Affiliation:
1. Department of Neurosurgery, Northwestern University Feinberg School of Medicine, Chicago, United States
2. Department of Internal Medicine, The University of Chicago Pritzker School of Medicine, Chicago, United States
3. Department of Neurosurgery, The Warren Alpert Medical School of Brown University, Providence, Rhode Island, United States.
Abstract
Background:
Spinal cord stimulation (SCS) involves the utilization of an implantable neurostimulation device, stereotypically used in the treatment of patients with chronic neuropathic pain. While these devices have been shown to have significant clinical benefits, there have also been documented potential complications, including the risk of infection, fractured electrodes, electrode migration, and lack of symptom improvement.

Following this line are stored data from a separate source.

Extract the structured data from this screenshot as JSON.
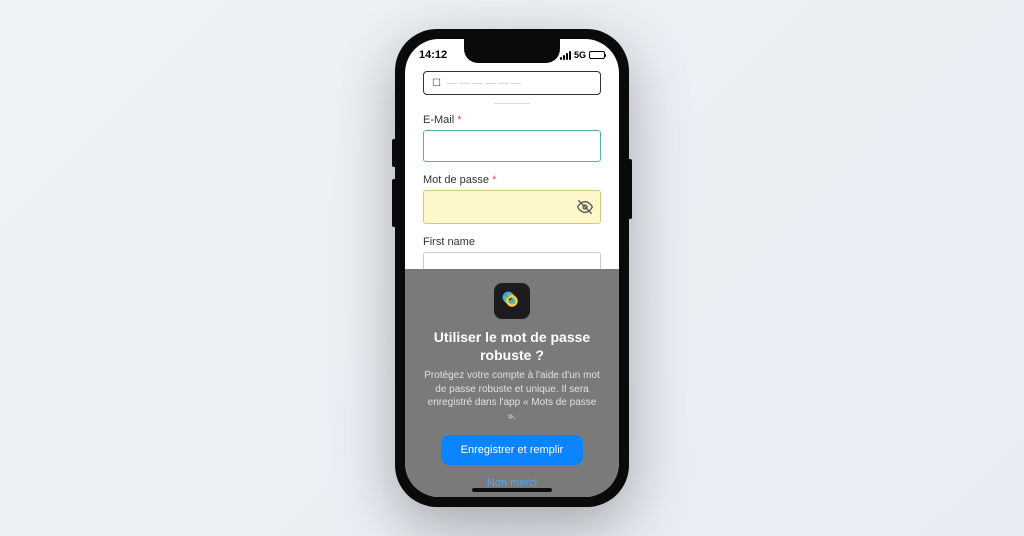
{
  "status": {
    "time": "14:12",
    "network": "5G"
  },
  "form": {
    "email_label": "E-Mail",
    "password_label": "Mot de passe",
    "firstname_label": "First name",
    "required_mark": "*"
  },
  "sheet": {
    "title": "Utiliser le mot de passe robuste ?",
    "description": "Protégez votre compte à l'aide d'un mot de passe robuste et unique. Il sera enregistré dans l'app « Mots de passe ».",
    "primary_button": "Enregistrer et remplir",
    "secondary_button": "Non merci"
  }
}
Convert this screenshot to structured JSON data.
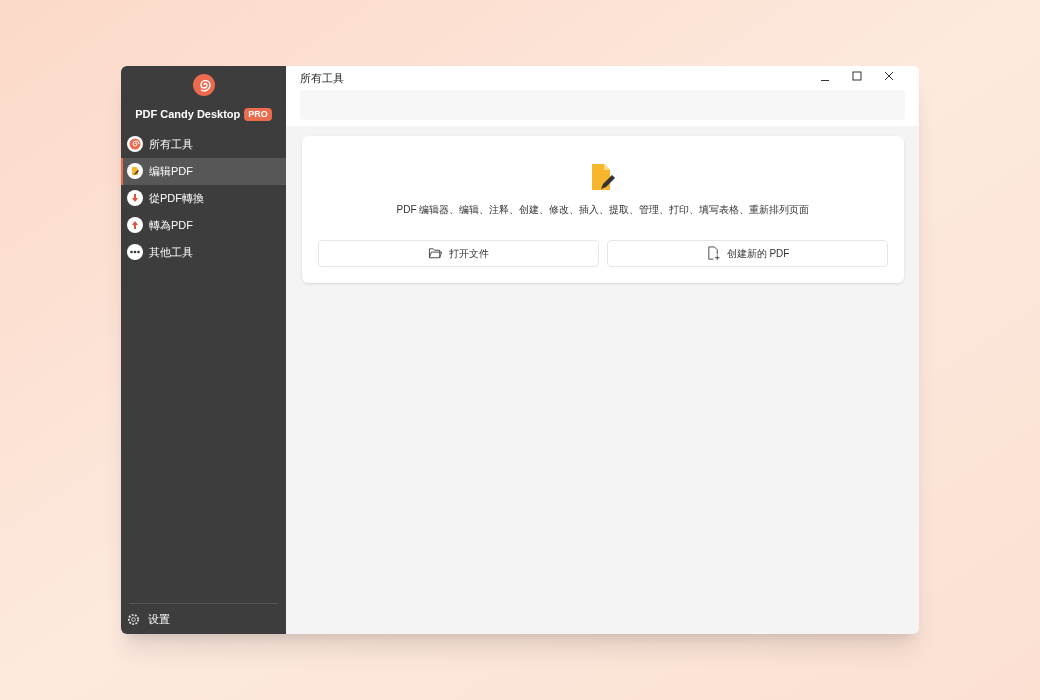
{
  "app": {
    "name": "PDF Candy Desktop",
    "badge": "PRO"
  },
  "sidebar": {
    "items": [
      {
        "label": "所有工具",
        "kind": "spiral",
        "selected": false
      },
      {
        "label": "编辑PDF",
        "kind": "edit",
        "selected": true
      },
      {
        "label": "從PDF轉換",
        "kind": "down",
        "selected": false
      },
      {
        "label": "轉為PDF",
        "kind": "up",
        "selected": false
      },
      {
        "label": "其他工具",
        "kind": "more",
        "selected": false
      }
    ],
    "settings": "设置"
  },
  "window": {
    "title": "所有工具"
  },
  "tool_card": {
    "description": "PDF 编辑器、编辑、注释、创建、修改、插入、提取、管理、打印、填写表格、重新排列页面",
    "buttons": [
      {
        "label": "打开文件",
        "kind": "open"
      },
      {
        "label": "创建新的 PDF",
        "kind": "new"
      }
    ]
  }
}
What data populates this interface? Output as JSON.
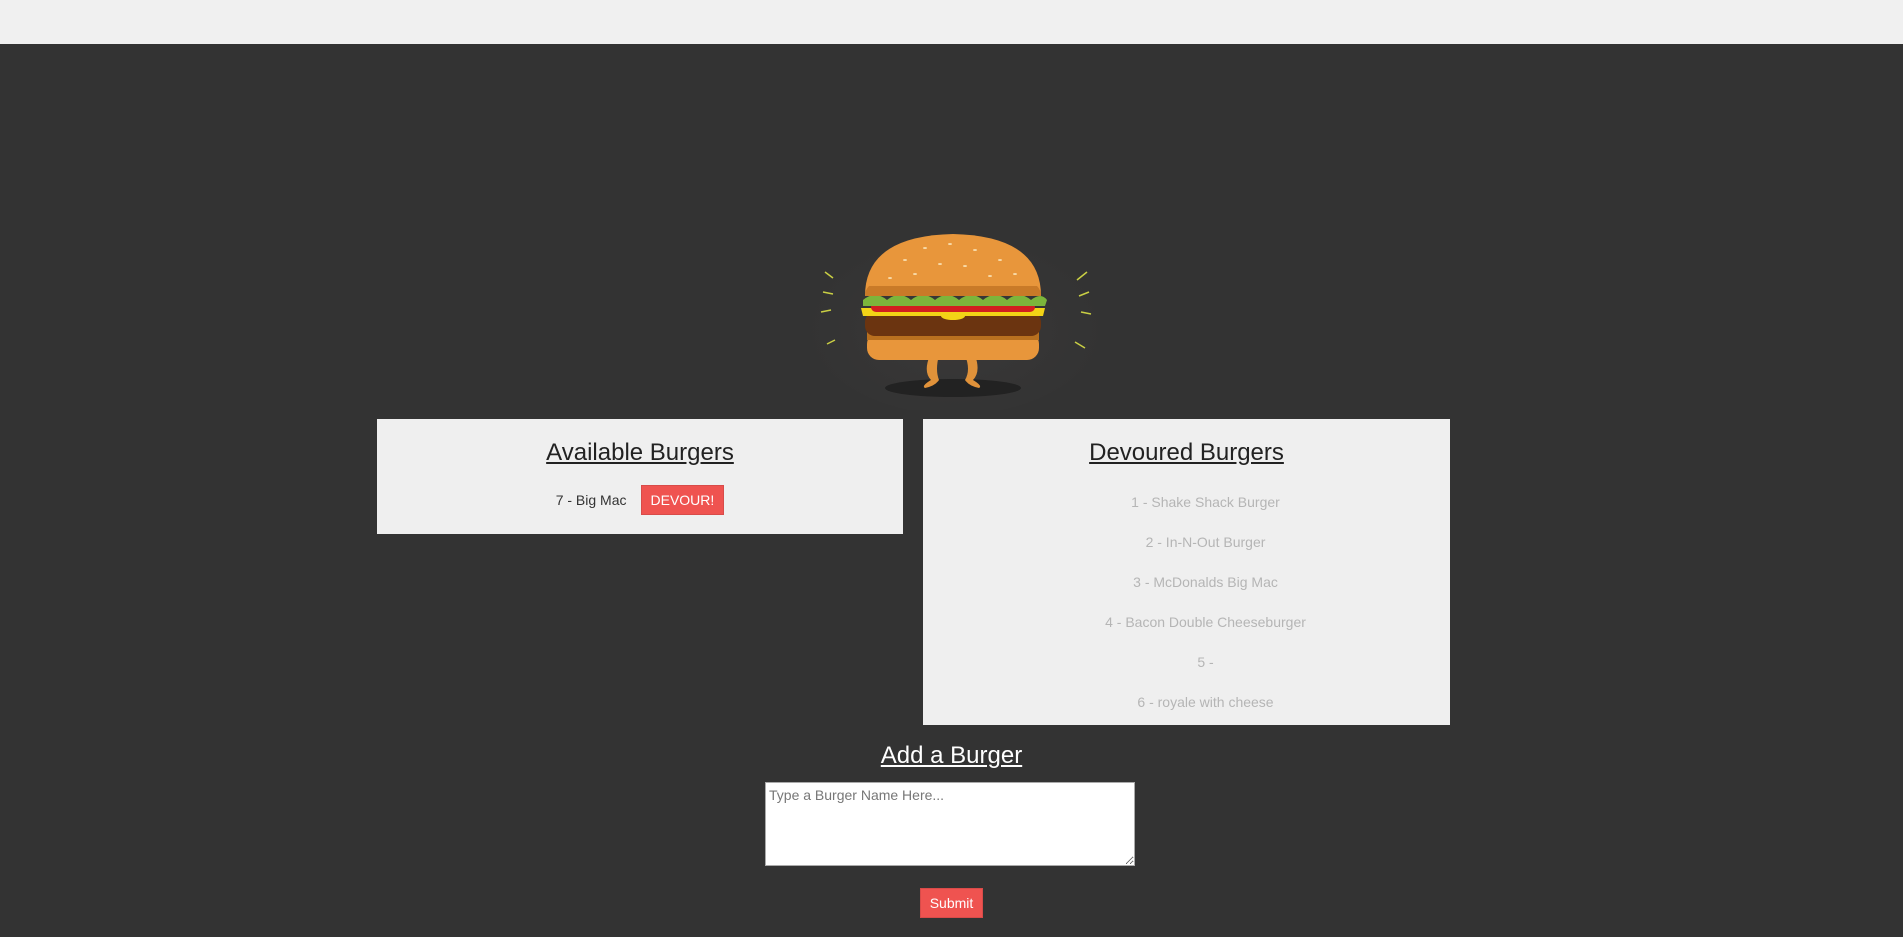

In addition, there has been minimal documentation on gastrointestinal (GI) side effects after SCS implantation.
Case Description:
A 42-year-old patient with chronic axial and radicular neuropathic pain in her back and left leg status post multiple lumbar surgeries underwent implantation of an open paddle lead in the T8–T9 region. After the procedure, the patient endorsed a 50% decrease in pain at the 6-week follow-up with no further concerns. However, at the 18 months follow-up, the patient endorsed severe constipation when the SCS was turned on, leading to subsequent evaluation by gastroenterology, motility studies, and a thorough bowel regimen. Symptoms persisted, and the patient ultimately opted for the removal of the SCS implant at 21 months after the initial surgery.
Conclusion:
While the exact mechanism behind the GI side effects endorsed in this patient is unknown, current literature postulates a variety of theories, including a SCS-induced parasympathetic blockade of the GI tract. Further, investigation is needed to determine the exact effects of SCS on the GI tract.